Most products in the market are already quoted to contain the bleeding. So the price already contemplates the possibility of full bleeding in your art with no additional charges and no additional turnaround to your print order. If you look to any of the prime online printers in the market like VistaPrint or 55printing, you will notice that there is no mention on extra cost or extra cutting time for bleeding designs except for the cheap color copies by 55printing.com that requires extra steps to bleed out.
Printers With Bleeding Capabilities (borderless)
During these few past years, the need for full-bleed printing has been increasing dramatically. Consumers don’t like the white border in their print outs anymore. Looks unfinished and out of touch for most of the applications, consumers needed a way to replicate full bleeding in some way.
- Trimmer: First choice was to buy a home trimmer to cut off the white edge out of the printed paper. Sounds good but, will you trim each page, each photo off? It could take you hours to do so manually. Also, cutting might not be just perfect and you will end up re-printing it for a second try.
- Ordering Trimming at a Print Shop: Print shops are no cheap, extra services like trimming might cost an extra couple of bucks as well. So this is not the most practical way to go about trimming your print outs.
- Buy a Home Printer: We saw it first in 2006 with an Epson printer that was offering borderless (full bleed) printing right off the bat. The technology was still very new back then and many errors and flaws would come in consequence to this. Now, about 15 years later, this technology has grown and perfected to a way you won’t have to worry about it.
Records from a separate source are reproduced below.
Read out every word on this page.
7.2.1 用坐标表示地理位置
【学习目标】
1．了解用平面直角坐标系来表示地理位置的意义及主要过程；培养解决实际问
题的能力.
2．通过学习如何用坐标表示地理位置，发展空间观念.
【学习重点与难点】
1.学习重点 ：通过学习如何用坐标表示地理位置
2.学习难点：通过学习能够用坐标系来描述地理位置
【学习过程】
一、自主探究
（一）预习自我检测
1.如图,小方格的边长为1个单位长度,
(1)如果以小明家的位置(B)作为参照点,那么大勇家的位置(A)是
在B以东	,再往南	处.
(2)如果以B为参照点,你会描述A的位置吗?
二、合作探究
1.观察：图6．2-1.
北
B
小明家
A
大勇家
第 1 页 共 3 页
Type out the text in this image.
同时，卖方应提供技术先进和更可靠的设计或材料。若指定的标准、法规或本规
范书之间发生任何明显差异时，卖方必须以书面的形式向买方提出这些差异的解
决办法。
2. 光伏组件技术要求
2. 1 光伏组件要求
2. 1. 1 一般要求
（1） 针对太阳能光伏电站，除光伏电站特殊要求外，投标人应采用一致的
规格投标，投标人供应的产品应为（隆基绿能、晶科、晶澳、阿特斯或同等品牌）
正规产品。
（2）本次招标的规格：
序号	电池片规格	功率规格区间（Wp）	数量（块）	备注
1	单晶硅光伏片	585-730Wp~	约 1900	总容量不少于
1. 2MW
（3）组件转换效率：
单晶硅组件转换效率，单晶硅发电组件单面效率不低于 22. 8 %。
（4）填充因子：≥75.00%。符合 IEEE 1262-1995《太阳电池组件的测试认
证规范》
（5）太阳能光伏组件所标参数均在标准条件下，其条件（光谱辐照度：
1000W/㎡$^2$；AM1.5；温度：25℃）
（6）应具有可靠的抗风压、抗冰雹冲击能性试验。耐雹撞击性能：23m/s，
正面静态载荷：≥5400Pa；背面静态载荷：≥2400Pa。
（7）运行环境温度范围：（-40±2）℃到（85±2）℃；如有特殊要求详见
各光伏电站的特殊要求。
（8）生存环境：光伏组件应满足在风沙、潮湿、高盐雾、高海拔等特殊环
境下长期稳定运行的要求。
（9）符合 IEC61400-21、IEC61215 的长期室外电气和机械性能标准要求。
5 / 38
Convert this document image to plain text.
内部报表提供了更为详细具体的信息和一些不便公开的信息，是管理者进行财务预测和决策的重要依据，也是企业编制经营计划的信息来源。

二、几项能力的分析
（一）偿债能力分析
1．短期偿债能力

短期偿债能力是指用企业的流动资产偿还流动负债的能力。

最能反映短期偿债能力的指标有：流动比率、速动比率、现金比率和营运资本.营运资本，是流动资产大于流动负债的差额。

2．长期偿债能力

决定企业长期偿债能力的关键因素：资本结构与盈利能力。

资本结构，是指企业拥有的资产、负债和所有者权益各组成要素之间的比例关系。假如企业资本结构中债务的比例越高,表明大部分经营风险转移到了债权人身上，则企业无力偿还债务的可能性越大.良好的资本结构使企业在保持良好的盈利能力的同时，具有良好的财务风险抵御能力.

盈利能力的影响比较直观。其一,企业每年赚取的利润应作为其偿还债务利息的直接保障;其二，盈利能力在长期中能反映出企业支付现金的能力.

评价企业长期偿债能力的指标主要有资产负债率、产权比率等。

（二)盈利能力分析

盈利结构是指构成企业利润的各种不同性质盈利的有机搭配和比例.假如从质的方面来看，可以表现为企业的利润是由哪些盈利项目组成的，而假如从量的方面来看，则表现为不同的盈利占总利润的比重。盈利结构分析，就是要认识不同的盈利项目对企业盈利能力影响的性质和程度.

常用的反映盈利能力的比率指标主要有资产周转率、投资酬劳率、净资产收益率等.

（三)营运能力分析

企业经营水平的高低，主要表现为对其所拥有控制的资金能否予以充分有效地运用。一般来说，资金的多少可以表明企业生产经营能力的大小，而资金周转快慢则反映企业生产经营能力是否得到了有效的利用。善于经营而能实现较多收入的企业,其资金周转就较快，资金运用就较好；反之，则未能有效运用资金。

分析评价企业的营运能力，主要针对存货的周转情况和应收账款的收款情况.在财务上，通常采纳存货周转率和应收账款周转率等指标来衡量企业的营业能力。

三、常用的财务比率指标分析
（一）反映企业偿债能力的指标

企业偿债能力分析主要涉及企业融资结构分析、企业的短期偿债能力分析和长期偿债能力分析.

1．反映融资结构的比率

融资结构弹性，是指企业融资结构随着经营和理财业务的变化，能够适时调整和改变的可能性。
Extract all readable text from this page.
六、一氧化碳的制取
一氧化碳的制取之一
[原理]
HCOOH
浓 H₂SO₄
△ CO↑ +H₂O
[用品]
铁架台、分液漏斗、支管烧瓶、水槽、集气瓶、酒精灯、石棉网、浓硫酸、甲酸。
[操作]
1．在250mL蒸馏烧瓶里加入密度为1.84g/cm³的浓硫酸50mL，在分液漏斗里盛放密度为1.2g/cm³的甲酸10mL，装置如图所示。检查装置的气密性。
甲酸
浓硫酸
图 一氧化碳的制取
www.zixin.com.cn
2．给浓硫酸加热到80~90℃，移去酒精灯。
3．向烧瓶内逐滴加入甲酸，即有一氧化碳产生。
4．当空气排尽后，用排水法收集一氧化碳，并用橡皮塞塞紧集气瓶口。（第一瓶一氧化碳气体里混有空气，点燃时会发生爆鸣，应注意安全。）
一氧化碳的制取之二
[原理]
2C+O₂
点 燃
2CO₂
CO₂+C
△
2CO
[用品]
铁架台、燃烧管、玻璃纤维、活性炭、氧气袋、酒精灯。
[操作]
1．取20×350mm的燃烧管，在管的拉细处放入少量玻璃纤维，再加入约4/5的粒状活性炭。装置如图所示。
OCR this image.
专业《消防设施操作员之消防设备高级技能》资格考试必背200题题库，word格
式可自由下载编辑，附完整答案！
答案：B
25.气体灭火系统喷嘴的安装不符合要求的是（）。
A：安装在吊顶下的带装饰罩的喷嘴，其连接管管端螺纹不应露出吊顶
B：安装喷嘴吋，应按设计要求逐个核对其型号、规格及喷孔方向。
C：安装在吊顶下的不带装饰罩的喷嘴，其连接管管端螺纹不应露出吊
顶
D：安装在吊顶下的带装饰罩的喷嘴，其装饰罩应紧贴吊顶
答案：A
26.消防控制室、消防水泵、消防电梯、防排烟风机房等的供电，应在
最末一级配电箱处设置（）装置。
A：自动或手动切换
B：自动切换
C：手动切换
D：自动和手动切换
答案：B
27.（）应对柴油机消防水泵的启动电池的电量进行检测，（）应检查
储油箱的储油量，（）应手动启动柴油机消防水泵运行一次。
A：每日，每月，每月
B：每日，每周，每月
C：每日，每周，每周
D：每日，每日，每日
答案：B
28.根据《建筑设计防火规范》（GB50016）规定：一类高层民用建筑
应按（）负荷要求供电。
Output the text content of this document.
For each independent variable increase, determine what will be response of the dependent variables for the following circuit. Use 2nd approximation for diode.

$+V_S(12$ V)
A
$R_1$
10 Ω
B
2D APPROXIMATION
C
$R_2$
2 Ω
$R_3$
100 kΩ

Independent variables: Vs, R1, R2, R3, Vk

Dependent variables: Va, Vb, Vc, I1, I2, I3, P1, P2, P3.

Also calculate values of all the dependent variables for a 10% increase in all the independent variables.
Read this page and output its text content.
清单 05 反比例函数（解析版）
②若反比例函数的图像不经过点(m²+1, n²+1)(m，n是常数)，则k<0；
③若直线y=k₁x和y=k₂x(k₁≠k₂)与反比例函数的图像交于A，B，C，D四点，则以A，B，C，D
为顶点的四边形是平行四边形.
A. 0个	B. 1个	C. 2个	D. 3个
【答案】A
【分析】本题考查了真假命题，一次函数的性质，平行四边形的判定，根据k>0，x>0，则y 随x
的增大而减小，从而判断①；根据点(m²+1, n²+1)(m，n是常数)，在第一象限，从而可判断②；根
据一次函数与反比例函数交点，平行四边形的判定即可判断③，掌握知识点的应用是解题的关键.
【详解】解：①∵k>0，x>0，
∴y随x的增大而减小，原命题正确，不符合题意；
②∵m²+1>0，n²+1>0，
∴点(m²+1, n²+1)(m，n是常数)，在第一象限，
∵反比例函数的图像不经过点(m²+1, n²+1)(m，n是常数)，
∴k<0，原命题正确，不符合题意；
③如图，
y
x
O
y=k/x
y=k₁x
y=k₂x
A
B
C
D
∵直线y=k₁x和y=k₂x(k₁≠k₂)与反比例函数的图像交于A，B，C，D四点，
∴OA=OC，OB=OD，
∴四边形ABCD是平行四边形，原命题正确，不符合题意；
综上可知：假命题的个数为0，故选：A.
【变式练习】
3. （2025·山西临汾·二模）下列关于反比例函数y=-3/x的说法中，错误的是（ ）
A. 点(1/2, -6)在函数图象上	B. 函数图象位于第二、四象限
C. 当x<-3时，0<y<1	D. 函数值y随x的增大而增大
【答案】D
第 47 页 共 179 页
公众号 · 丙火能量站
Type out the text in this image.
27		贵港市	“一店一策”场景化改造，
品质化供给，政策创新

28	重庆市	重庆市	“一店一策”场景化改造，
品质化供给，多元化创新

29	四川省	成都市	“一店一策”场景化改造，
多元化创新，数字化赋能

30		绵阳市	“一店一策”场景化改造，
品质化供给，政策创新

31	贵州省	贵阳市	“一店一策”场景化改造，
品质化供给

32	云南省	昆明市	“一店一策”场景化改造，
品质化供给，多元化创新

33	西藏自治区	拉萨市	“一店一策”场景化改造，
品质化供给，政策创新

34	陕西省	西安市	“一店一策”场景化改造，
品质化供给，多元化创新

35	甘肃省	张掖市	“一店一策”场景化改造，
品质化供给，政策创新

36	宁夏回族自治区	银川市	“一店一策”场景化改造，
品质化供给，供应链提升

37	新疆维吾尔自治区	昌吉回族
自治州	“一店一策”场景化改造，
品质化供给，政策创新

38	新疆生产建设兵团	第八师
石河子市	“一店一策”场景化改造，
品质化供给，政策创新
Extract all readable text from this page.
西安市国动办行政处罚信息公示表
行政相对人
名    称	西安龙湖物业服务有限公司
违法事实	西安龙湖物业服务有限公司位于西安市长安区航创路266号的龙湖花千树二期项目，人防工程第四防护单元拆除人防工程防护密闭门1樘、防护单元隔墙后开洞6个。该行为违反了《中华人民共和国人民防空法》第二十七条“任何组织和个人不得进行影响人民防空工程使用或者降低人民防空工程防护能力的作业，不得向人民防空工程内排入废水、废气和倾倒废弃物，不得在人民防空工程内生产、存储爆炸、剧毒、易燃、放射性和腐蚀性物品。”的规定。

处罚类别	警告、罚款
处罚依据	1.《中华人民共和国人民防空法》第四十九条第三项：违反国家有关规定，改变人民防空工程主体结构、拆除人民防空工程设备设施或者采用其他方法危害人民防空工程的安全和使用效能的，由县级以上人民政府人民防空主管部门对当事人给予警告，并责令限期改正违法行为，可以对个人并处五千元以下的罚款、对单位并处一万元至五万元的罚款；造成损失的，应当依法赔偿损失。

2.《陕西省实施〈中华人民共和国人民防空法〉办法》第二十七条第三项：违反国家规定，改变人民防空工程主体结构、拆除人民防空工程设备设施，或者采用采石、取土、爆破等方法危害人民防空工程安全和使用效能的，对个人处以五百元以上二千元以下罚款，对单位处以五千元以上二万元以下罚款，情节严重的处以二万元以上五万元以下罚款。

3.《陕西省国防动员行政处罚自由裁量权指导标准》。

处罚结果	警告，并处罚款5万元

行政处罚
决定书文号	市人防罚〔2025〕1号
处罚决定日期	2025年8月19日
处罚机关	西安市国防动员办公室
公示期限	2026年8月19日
Home printers like the Canon PIXMA G1010 will do the job for you just right, every time!
A Little More About The Inkjet Canon PIXMA G1010
This Canon printer is among the most popular home-based, high volume printers that support many capabilities to make your life easier as we are about to enumerate here:
- Refillable Cartridges: The design allows easy to watch ink levels, you notice as soon as the levels are going down just from in front of the printer. Then you may proceed to re-fill it as you wish. No need to go buy additional ink cartridges for this.
- Non-Spillable Refills: You can buy ink by bulk, these little refillable bottles come with a technology that you will not create any mess around the printer or your table.
- Borderless Printing (Full Bleed): This printer allows borderless printing on images and paper smaller than the bay size. For example, you can feed the printer with picture or postcard size glossy paper (4″ x 6″) and it will print it all the to the border with no issues.
- High Volume Prints: This printer comes for higher volume capabilities, recommended to use for printing jobs between 150 and 1,500 sheets at a time. No overheating, no paper jamming, no issues for this sort of volume. If you increase the paperweight, allow extra rest time between print-outs.
- Ink Will Not Smudge on Glossy Paper: Often seen when you use not a compatible glossy paper on home-based inkjet printers. The ink will just drip off and smudge out of the glossy paper causing real chaos. This printer is compatible with a wider range of glossy paper to avoid ink smudge for the most part.